Catatan NU Kroya dan Cilacap
Nama Kroya juga tercatat dalam Majalah Swara Nahdlatoel Oelama (SNO) No V tahun IV yang mengulas perhelatan Muktamar ke VIII NU di Jakarta tahun 1933. Pada daftar hadir nomor 54 tertulis: Kiyahi Hadji Azkiya (ازكيا) utusan Tjabang Kroya.


Penyebutan Cabang Kroya dan bukan Cilacap, dapat kita artikan, meski NU telah berdiri di Kabupaten Cilacap, namun keberadaannya baru sebatas di daerah (distrik/kecamatan/desa) tertentu. Penamaan seperti ini, juga dilakukan oleh pengurus di beberapa daerah lainnya seperti NU Nganjuk di Kertosono, NU Klaten di Pengkol dan lain sebagainya. Selain Kroya, daerah basis NU Cilacap pada masa awal yakni Kesugihan, Kawunganten, dan Majenang.


Nama Kroya, tak lagi ditemukan dalam perhelatan Muktamar NU berikutnya. Semisal, dalam arsip Muktamar ke-X di Surakarta tahun 1935, pada saat masing-masing Cabang NU diberi kesempatan untuk menyampaikan laporan perkembangan NU di daerahnya, utusan bernama Ibnu Minhajul Adzkiya (منهاج الاذكياء) yang sebelumnya menyebut sebagai wakil dari NU Kroya, kini menyebut sebagai utusan dari NU Tjabang Cilacap.


Ia melaporkan perkembangan NU di Cilacap sebagai berikut: "Beranggota 900, terbagi 19 Kring, telah mendirikan 7 madrasah, 3 pondok, mengurus 7 masjid dan 10 langgar."

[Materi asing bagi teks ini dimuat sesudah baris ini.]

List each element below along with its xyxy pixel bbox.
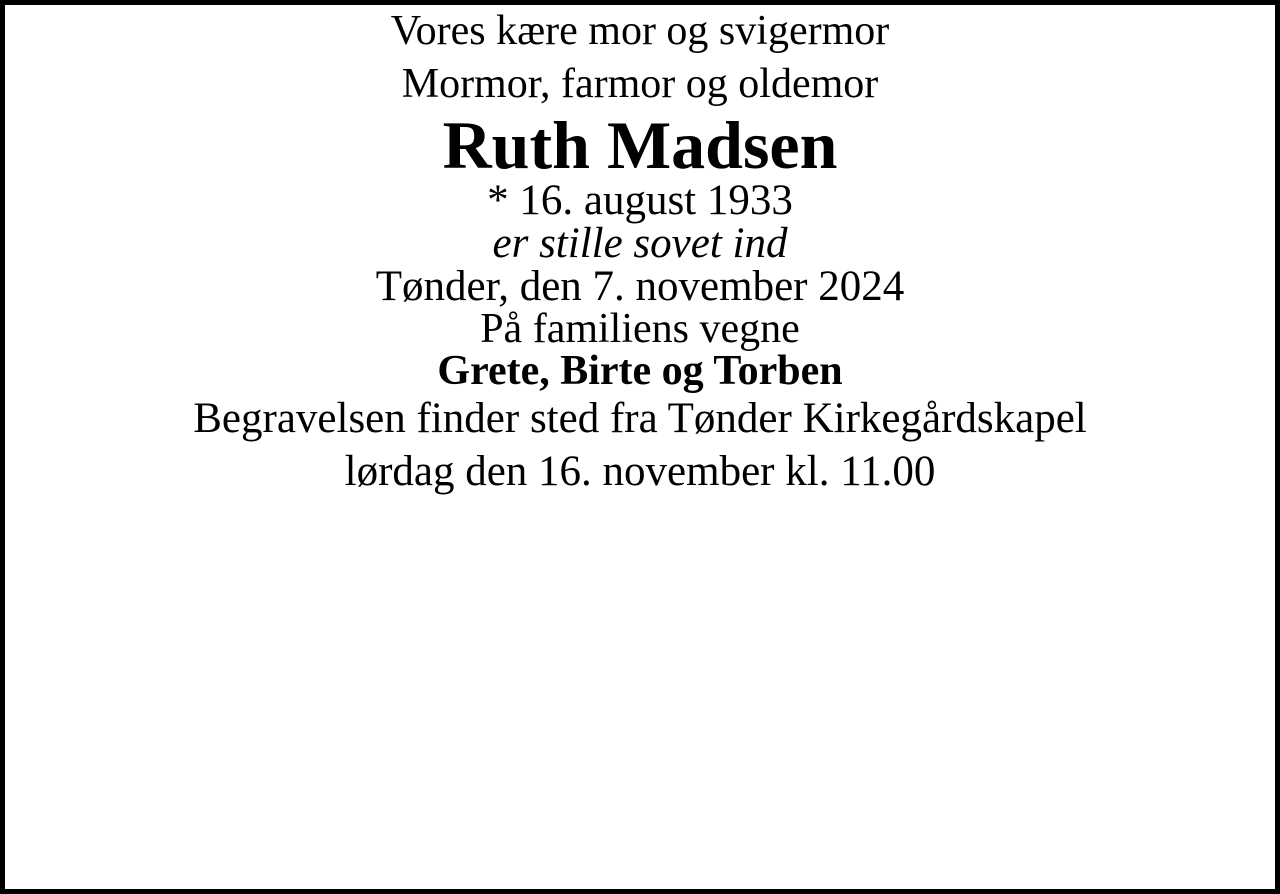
funeral-info [193, 392, 1087, 498]
family-names: Grete, Birte og Torben [437, 348, 843, 394]
funeral-line-2: lørdag den 16. november kl. 11.00 [344, 448, 936, 495]
intro-line-2: Mormor, farmor og oldemor [401, 61, 879, 107]
funeral-line-1: Begravelsen finder sted fra Tønder Kirkegårdskapel [193, 395, 1087, 442]
deceased-name: Ruth Madsen [442, 107, 838, 183]
intro-relations [391, 5, 889, 111]
intro-line-1: Vores kære mor og svigermor [390, 8, 890, 54]
on-behalf-text: På familiens vegne [480, 306, 800, 352]
place-and-date: Tønder, den 7. november 2024 [375, 263, 905, 310]
passing-phrase: er stille sovet ind [492, 220, 788, 267]
obituary-notice [5, 5, 1275, 889]
birth-date: * 16. august 1933 [487, 177, 793, 224]
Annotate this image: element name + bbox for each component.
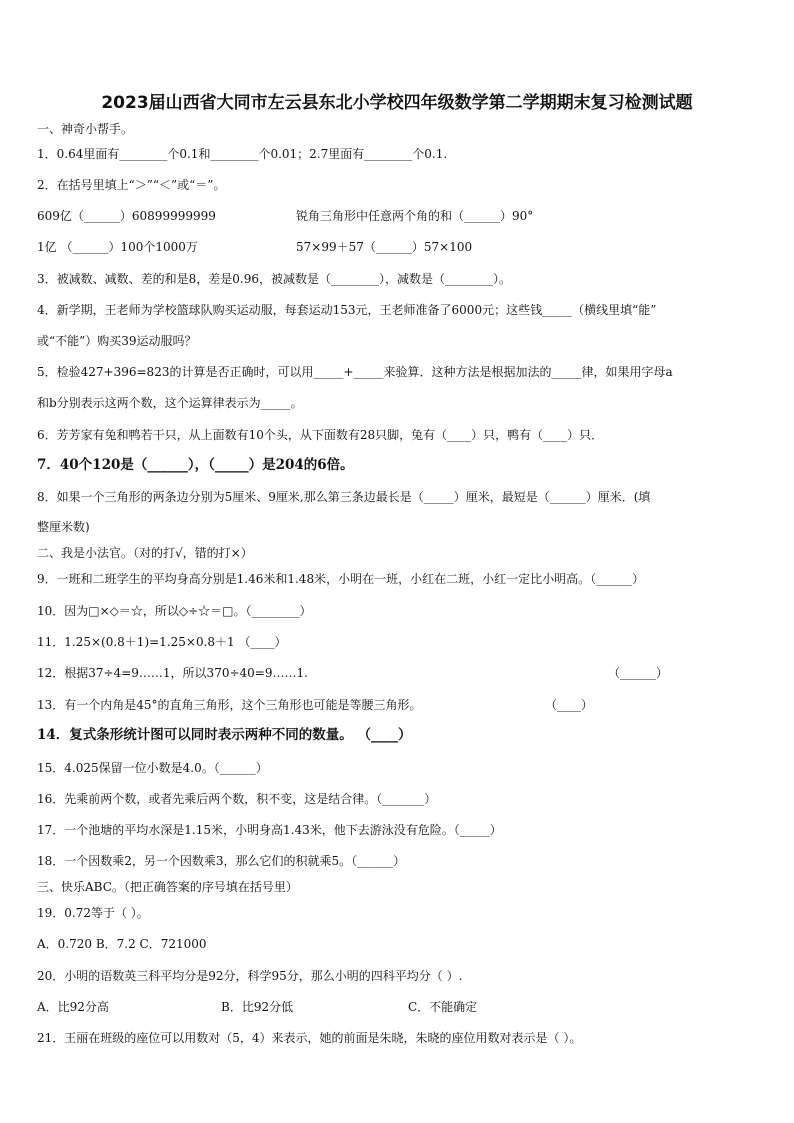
question-2-item-a: 609亿（______）60899999999 [37, 209, 216, 223]
question-5-line-2: 和b分别表示这两个数，这个运算律表示为_____。 [37, 396, 303, 410]
question-20: 20．小明的语数英三科平均分是92分，科学95分，那么小明的四科平均分（ ）. [37, 969, 463, 983]
question-14: 14．复式条形统计图可以同时表示两种不同的数量。 （____） [37, 727, 412, 743]
question-13-answer-blank: （____） [545, 698, 594, 712]
question-13: 13．有一个内角是45°的直角三角形，这个三角形也可能是等腰三角形。 [37, 698, 422, 712]
question-2: 2．在括号里填上“＞”“＜”或“＝”。 [37, 178, 226, 192]
page-title: 2023届山西省大同市左云县东北小学校四年级数学第二学期期末复习检测试题 [101, 93, 693, 113]
question-9: 9．一班和二班学生的平均身高分别是1.46米和1.48米，小明在一班，小红在二班，小红一定比小明高。（______） [37, 572, 645, 586]
question-17: 17．一个池塘的平均水深是1.15米，小明身高1.43米，他下去游泳没有危险。（_____） [37, 823, 502, 837]
question-2-item-b: 锐角三角形中任意两个角的和（______）90° [296, 209, 534, 223]
section-1-heading: 一、神奇小帮手。 [37, 122, 134, 136]
question-6: 6．芳芳家有兔和鸭若干只，从上面数有10个头，从下面数有28只脚，兔有（____）只，鸭有（____）只． [37, 428, 604, 442]
question-20-option-a: A．比92分高 [37, 1000, 109, 1014]
question-15: 15．4.025保留一位小数是4.0。（______） [37, 761, 268, 775]
question-20-option-b: B．比92分低 [221, 1000, 294, 1014]
question-5-line-1: 5．检验427+396=823的计算是否正确时，可以用_____+_____来验算．这种方法是根据加法的_____律，如果用字母a [37, 365, 673, 379]
question-12-answer-blank: （______） [608, 666, 669, 680]
question-19-options: A．0.720 B．7.2 C．721000 [37, 937, 207, 951]
section-3-heading: 三、快乐ABC。（把正确答案的序号填在括号里） [37, 880, 298, 894]
question-18: 18．一个因数乘2，另一个因数乘3，那么它们的积就乘5。（______） [37, 854, 406, 868]
question-8-line-1: 8．如果一个三角形的两条边分别为5厘米、9厘米,那么第三条边最长是（_____）厘米，最短是（______）厘米．(填 [37, 490, 651, 504]
question-4-line-1: 4．新学期，王老师为学校篮球队购买运动服，每套运动153元，王老师准备了6000元；这些钱_____（横线里填“能” [37, 303, 657, 317]
question-16: 16．先乘前两个数，或者先乘后两个数，积不变，这是结合律。（_______） [37, 792, 437, 806]
question-19: 19．0.72等于（ ）。 [37, 906, 149, 920]
question-12: 12．根据37÷4=9……1，所以370÷40=9……1. [37, 666, 308, 680]
question-3: 3．被减数、减数、差的和是8，差是0.96，被减数是（________），减数是（________）。 [37, 272, 511, 286]
question-1: 1．0.64里面有________个0.1和________个0.01；2.7里面有________个0.1. [37, 147, 448, 161]
question-11: 11．1.25×(0.8＋1)=1.25×0.8＋1 （____） [37, 635, 287, 649]
question-4-line-2: 或“不能”）购买39运动服吗？ [37, 334, 197, 348]
question-7: 7．40个120是（______），（_____）是204的6倍。 [37, 457, 354, 473]
question-2-item-c: 1亿 （______）100个1000万 [37, 240, 198, 254]
question-2-item-d: 57×99＋57（______）57×100 [296, 240, 473, 254]
section-2-heading: 二、我是小法官。（对的打√，错的打×） [37, 546, 253, 560]
question-10: 10．因为□×◇＝☆，所以◇÷☆＝□。（________） [37, 604, 312, 618]
question-8-line-2: 整厘米数) [37, 520, 90, 534]
question-20-option-c: C．不能确定 [408, 1000, 478, 1014]
question-21: 21．王丽在班级的座位可以用数对（5，4）来表示，她的前面是朱晓，朱晓的座位用数对表示是（ ）。 [37, 1031, 582, 1045]
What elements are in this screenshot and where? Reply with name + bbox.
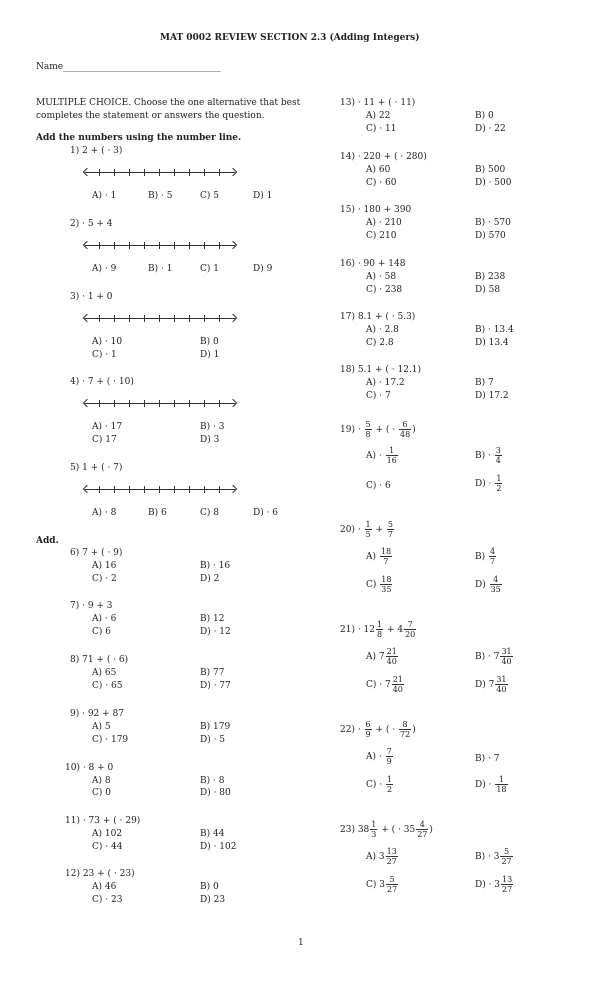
question-21: 21) · 12 $\frac{1}{8}$ + 4 $\frac{7}{20}$	[340, 620, 416, 639]
section-heading-add: Add.	[36, 536, 59, 546]
q3-option-a[interactable]: A) · 10	[92, 337, 123, 347]
question-1: 1) 2 + ( · 3)	[70, 146, 123, 156]
q8-option-c[interactable]: C) · 65	[92, 681, 123, 691]
q1-option-d[interactable]: D) 1	[253, 191, 273, 201]
name-field[interactable]: Name___________________________________	[36, 62, 221, 72]
question-2: 2) · 5 + 4	[70, 219, 113, 229]
number-line-4	[85, 399, 235, 409]
q8-option-b[interactable]: B) 77	[200, 668, 225, 678]
q2-option-d[interactable]: D) 9	[253, 264, 273, 274]
q5-option-d[interactable]: D) · 6	[253, 508, 279, 518]
page-title: MAT 0002 REVIEW SECTION 2.3 (Adding Integers)	[160, 33, 420, 43]
q23-option-d[interactable]: D) · 3 $\frac{13}{27}$	[475, 875, 513, 894]
q20-option-d[interactable]: D) $\frac{4}{35}$	[475, 575, 501, 594]
question-23: 23) 38 $\frac{1}{3}$ + ( · 35 $\frac{4}{27}$ )	[340, 820, 433, 839]
q12-option-c[interactable]: C) · 23	[92, 895, 123, 905]
number-line-3	[85, 314, 235, 324]
q10-option-c[interactable]: C) 0	[92, 788, 111, 798]
q19-option-b[interactable]: B) · $\frac{3}{4}$	[475, 446, 501, 465]
q23-option-a[interactable]: A) 3 $\frac{13}{27}$	[366, 847, 397, 866]
q8-option-a[interactable]: A) 65	[92, 668, 117, 678]
q3-option-d[interactable]: D) 1	[200, 350, 220, 360]
q4-option-b[interactable]: B) · 3	[200, 422, 225, 432]
instructions-line-1: MULTIPLE CHOICE. Choose the one alternative that best	[36, 98, 301, 108]
q14-option-b[interactable]: B) 500	[475, 165, 506, 175]
q3-option-b[interactable]: B) 0	[200, 337, 219, 347]
q16-option-b[interactable]: B) 238	[475, 272, 506, 282]
q5-option-a[interactable]: A) · 8	[92, 508, 117, 518]
question-17: 17) 8.1 + ( · 5.3)	[340, 312, 416, 322]
instructions-line-2: completes the statement or answers the question.	[36, 111, 265, 121]
q23-option-c[interactable]: C) 3 $\frac{5}{27}$	[366, 875, 398, 894]
q11-option-c[interactable]: C) · 44	[92, 842, 123, 852]
question-16: 16) · 90 + 148	[340, 259, 406, 269]
q15-option-b[interactable]: B) · 570	[475, 218, 511, 228]
q19-option-c[interactable]: C) · 6	[366, 481, 391, 491]
q18-option-c[interactable]: C) · 7	[366, 391, 391, 401]
q4-option-d[interactable]: D) 3	[200, 435, 220, 445]
q23-option-b[interactable]: B) · 3 $\frac{5}{27}$	[475, 847, 512, 866]
q22-option-d[interactable]: D) · $\frac{1}{18}$	[475, 775, 507, 794]
q2-option-a[interactable]: A) · 9	[92, 264, 117, 274]
number-line-5	[85, 485, 235, 495]
question-19: 19) · $\frac{5}{8}$ + ( · $\frac{6}{48}$ )	[340, 420, 416, 439]
question-18: 18) 5.1 + ( · 12.1)	[340, 365, 422, 375]
q13-option-d[interactable]: D) · 22	[475, 124, 506, 134]
question-4: 4) · 7 + ( · 10)	[70, 377, 134, 387]
q22-option-c[interactable]: C) · $\frac{1}{2}$	[366, 775, 393, 794]
page-number: 1	[298, 938, 304, 948]
q16-option-a[interactable]: A) · 58	[366, 272, 397, 282]
question-3: 3) · 1 + 0	[70, 292, 113, 302]
q7-option-d[interactable]: D) · 12	[200, 627, 231, 637]
q10-option-a[interactable]: A) 8	[92, 776, 111, 786]
question-15: 15) · 180 + 390	[340, 205, 412, 215]
q20-option-b[interactable]: B) $\frac{4}{7}$	[475, 547, 496, 566]
q20-option-a[interactable]: A) $\frac{18}{7}$	[366, 547, 392, 566]
q10-option-b[interactable]: B) · 8	[200, 776, 225, 786]
q14-option-c[interactable]: C) · 60	[366, 178, 397, 188]
section-heading-number-line: Add the numbers using the number line.	[36, 133, 242, 143]
q18-option-b[interactable]: B) 7	[475, 378, 494, 388]
q11-option-a[interactable]: A) 102	[92, 829, 123, 839]
q13-option-c[interactable]: C) · 11	[366, 124, 397, 134]
q13-option-a[interactable]: A) 22	[366, 111, 391, 121]
question-5: 5) 1 + ( · 7)	[70, 463, 123, 473]
fraction: $\frac{6}{48}$	[400, 420, 411, 439]
q6-option-b[interactable]: B) · 16	[200, 561, 231, 571]
q11-option-b[interactable]: B) 44	[200, 829, 225, 839]
q17-option-c[interactable]: C) 2.8	[366, 338, 394, 348]
q17-option-b[interactable]: B) · 13.4	[475, 325, 514, 335]
q7-option-a[interactable]: A) · 6	[92, 614, 117, 624]
q21-option-d[interactable]: D) 7 $\frac{31}{40}$	[475, 675, 507, 694]
question-11: 11) · 73 + ( · 29)	[65, 816, 141, 826]
q10-option-d[interactable]: D) · 80	[200, 788, 231, 798]
q13-option-b[interactable]: B) 0	[475, 111, 494, 121]
q18-option-a[interactable]: A) · 17.2	[366, 378, 405, 388]
number-line-2	[85, 241, 235, 251]
q6-option-a[interactable]: A) 16	[92, 561, 117, 571]
q11-option-d[interactable]: D) · 102	[200, 842, 237, 852]
q22-option-b[interactable]: B) · 7	[475, 754, 500, 764]
q9-option-b[interactable]: B) 179	[200, 722, 231, 732]
q19-option-d[interactable]: D) · $\frac{1}{2}$	[475, 474, 502, 493]
q5-option-c[interactable]: C) 8	[200, 508, 219, 518]
q5-option-b[interactable]: B) 6	[148, 508, 167, 518]
q15-option-d[interactable]: D) 570	[475, 231, 506, 241]
q4-option-a[interactable]: A) · 17	[92, 422, 123, 432]
fraction: $\frac{5}{8}$	[365, 420, 371, 439]
q2-option-c[interactable]: C) 1	[200, 264, 219, 274]
question-12: 12) 23 + ( · 23)	[65, 869, 135, 879]
q7-option-b[interactable]: B) 12	[200, 614, 225, 624]
q20-option-c[interactable]: C) $\frac{18}{35}$	[366, 575, 392, 594]
q6-option-c[interactable]: C) · 2	[92, 574, 117, 584]
q18-option-d[interactable]: D) 17.2	[475, 391, 509, 401]
q1-option-b[interactable]: B) · 5	[148, 191, 173, 201]
question-10: 10) · 8 + 0	[65, 763, 114, 773]
q4-option-c[interactable]: C) 17	[92, 435, 117, 445]
q19-option-a[interactable]: A) · $\frac{1}{16}$	[366, 446, 397, 465]
question-20: 20) · $\frac{1}{5}$ + $\frac{5}{7}$	[340, 520, 393, 539]
q16-option-c[interactable]: C) · 238	[366, 285, 403, 295]
question-7: 7) · 9 + 3	[70, 601, 113, 611]
q12-option-a[interactable]: A) 46	[92, 882, 117, 892]
q7-option-c[interactable]: C) 6	[92, 627, 111, 637]
q15-option-a[interactable]: A) · 210	[366, 218, 402, 228]
q17-option-a[interactable]: A) · 2.8	[366, 325, 399, 335]
question-8: 8) 71 + ( · 6)	[70, 655, 129, 665]
q21-option-c[interactable]: C) · 7 $\frac{21}{40}$	[366, 675, 403, 694]
q6-option-d[interactable]: D) 2	[200, 574, 220, 584]
question-13: 13) · 11 + ( · 11)	[340, 98, 416, 108]
question-14: 14) · 220 + ( · 280)	[340, 152, 427, 162]
q3-option-c[interactable]: C) · 1	[92, 350, 117, 360]
q17-option-d[interactable]: D) 13.4	[475, 338, 509, 348]
q9-option-c[interactable]: C) · 179	[92, 735, 129, 745]
q9-option-a[interactable]: A) 5	[92, 722, 111, 732]
number-line-1	[85, 168, 235, 178]
q14-option-d[interactable]: D) · 500	[475, 178, 512, 188]
q2-option-b[interactable]: B) · 1	[148, 264, 173, 274]
q12-option-b[interactable]: B) 0	[200, 882, 219, 892]
q21-option-a[interactable]: A) 7 $\frac{21}{40}$	[366, 647, 397, 666]
question-6: 6) 7 + ( · 9)	[70, 548, 123, 558]
q15-option-c[interactable]: C) 210	[366, 231, 397, 241]
q22-option-a[interactable]: A) · $\frac{7}{9}$	[366, 747, 392, 766]
q12-option-d[interactable]: D) 23	[200, 895, 226, 905]
q14-option-a[interactable]: A) 60	[366, 165, 391, 175]
q1-option-c[interactable]: C) 5	[200, 191, 219, 201]
q1-option-a[interactable]: A) · 1	[92, 191, 117, 201]
question-22: 22) · $\frac{6}{9}$ + ( · $\frac{8}{72}$ )	[340, 720, 416, 739]
q8-option-d[interactable]: D) · 77	[200, 681, 231, 691]
q21-option-b[interactable]: B) · 7 $\frac{31}{40}$	[475, 647, 512, 666]
q16-option-d[interactable]: D) 58	[475, 285, 501, 295]
q9-option-d[interactable]: D) · 5	[200, 735, 226, 745]
question-9: 9) · 92 + 87	[70, 709, 124, 719]
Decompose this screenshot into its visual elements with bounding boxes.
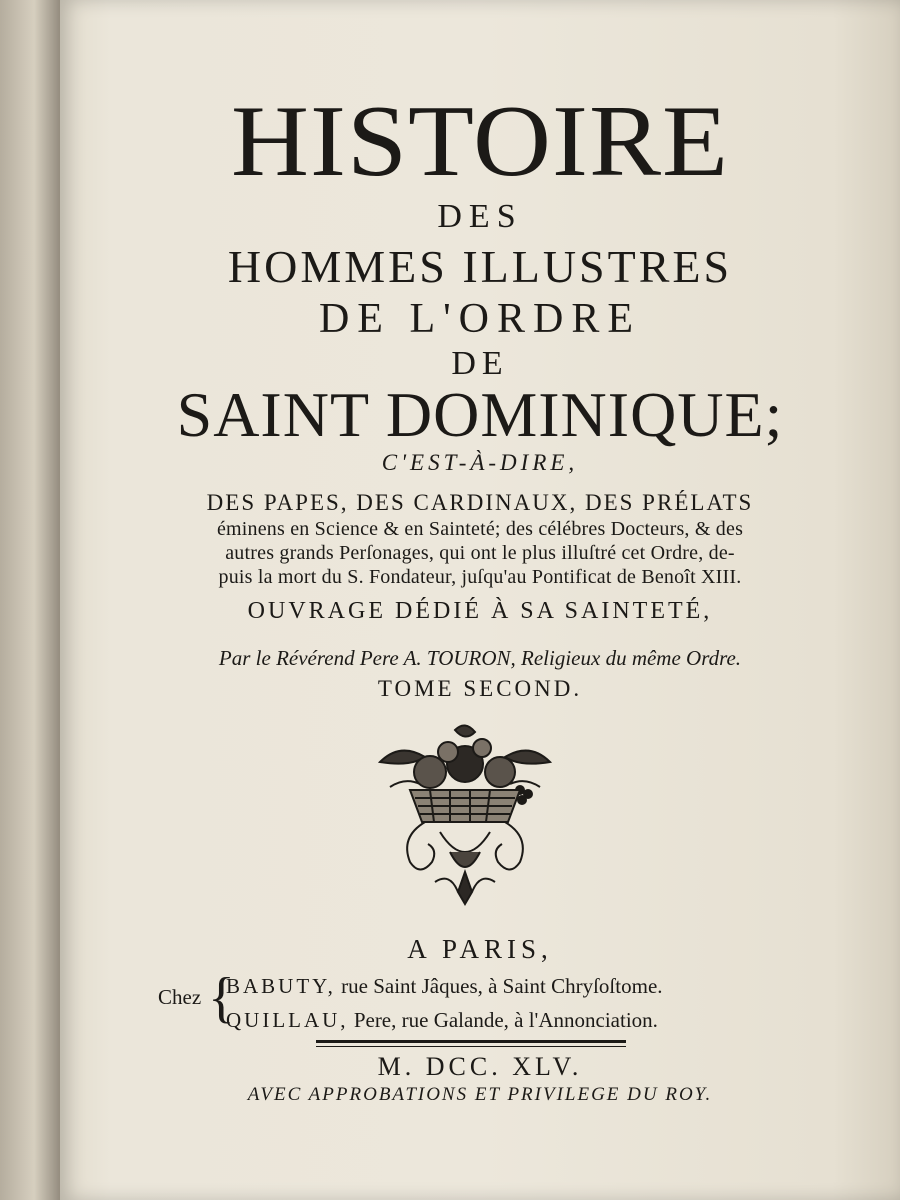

Setelah PCNU Cilacap berkembang ke berbagai wilayah, tak lagi di Kroya, pada akhirnya NU Cabang Kroya bertransformasi menjadi struktur kepengurusan setingkat MWCNU yang membawahi 17 Ranting NU, yakni Ayamalas, Bajing, Bajing Kulon, Buntu, Gentasari, Karangmangu, Karangturi, Kedawung, Kroya, Mergawati, Mujur, Mujur Lor, Pekuncen, Pesanggrahan, Pucung Kidul, Pucung Lor, dan Sikampuh.


Kini, 90 tahun berselang (sejak Muktamar 1935), NU Cilacap sendiri semakin pesat perkembangannya. Di bawah kepemimpinan Rais KH Su'ada Adzkiya dan Ketua H Paiman Sahlan (2024-2029), PCNU Cilacap memiliki 24 Majelis Wakil Cabang Nahdlatul Ulama (MWCNU), 284 Ranting NU di tingkat Desa, beserta lembaga dan banomnya.